The Parsi Lying-in Hospital (PLIH), also known as Temulji's Lying-in Hospital, sometimes spelled Tehmulji's Lying-in Hospital, was one of the first maternity hospitals in Bombay (now Mumbai). It was co-founded by physician and obstetrician Temulji Bhicaji Nariman in 1887 and completed in 1895. Dwindling numbers of Parsi births in the latter half of the 20th century led to its closure.

==Origins==
During the 19th century, Bombay's Parsi women had largely given birth at home, confined to poorly ventilated and unsanitary conditions. In 1887, obstetrician and dean of Grant Medical College, Temulji Nariman, concerned about the prevalence of puerperal fever, founded the PLIH.

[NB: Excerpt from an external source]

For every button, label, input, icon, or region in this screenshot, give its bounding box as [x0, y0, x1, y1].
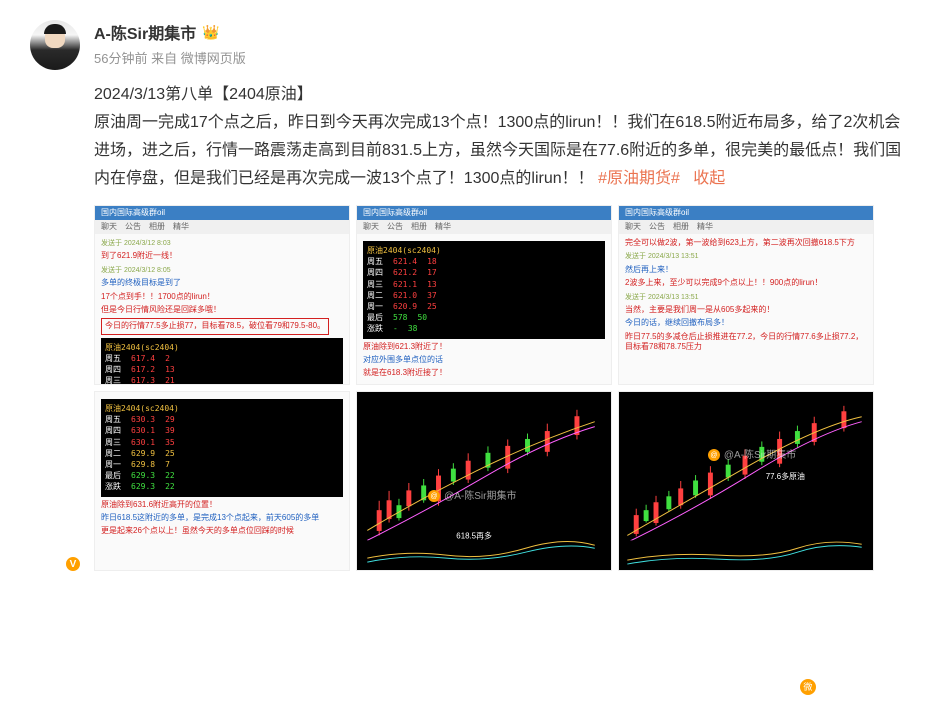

The hospital was initially located in a small house facing the ocean in the Marine Lines. It was run by Nariman as the Parsi Maternity Asylum and established Nariman's name in the community. Shortly, however, a plot was bought from the government on the esplanade in the Hornby Estate of Mumbai. The building was designed by Muncherji Murzban, a key figure in the Bombay Municipal Corporation who was inspired by the Peabody estates of London and who oversaw the construction of the building. It was completed in 1895 at a cost 105,000 rupees but by 1914, the total cost had increased to 130,541 rupees. Fakirjee Dinshaw served as the contractor. It was one of the city's first maternity hospitals built in the Gothic Revival style. Arranged around a courtyard, it could accommodate 50 women. It became popularly known as Temuljinu Suvarvakhana (Temulji’s lying-house).

==Early years==
Previously, during their confinement, women had been located in the darkest and dampest corners of the house on the ground floor where sewage gases could contribute to ill-health. The PLIH, however, located women on upper floors with better hygiene and more space. The hospital acquired a reputation for cleanliness and the availability of midwives and clean linen. New mothers stayed for more than a month and it was felt by the Parsi community that it fulfilled an unmet need.

Temulji Nariman became symbolic of "Parsi motherhood". He was the hospital's honorary secretary and chief physician at the time of the opening ceremony on 11 January 1895, and he encouraged the wealthier Parsis to allow those poorer to make use of its placements. The fee structure had three tiers. The third class received free treatment, the second class paid 1.80 rupees per day and first class paid 3 rupees per day. A refundable deposit was also taken.

Within the first four years, about 1,750 patients had been treated and by the turn of the 20th century, Parsi women had three hospitals to choose from within the district of the Esplanade, the Bomanjee Edaljee Allbless Obstetric Hospital, the Pestanjee Hormusjee Cama Hospital for Women and Children and the PLIH.

Among notable Parsis born at the PLIH, were Feroze Gandhi in 1912. Jamsetji Tata was a committee member.

==Later years==
In the early 21st century there were plans to convert the grade 2B listed building into an orthopaedic hospital, however, in 2015 the first floor was being used as offices and the remainder of the building was empty.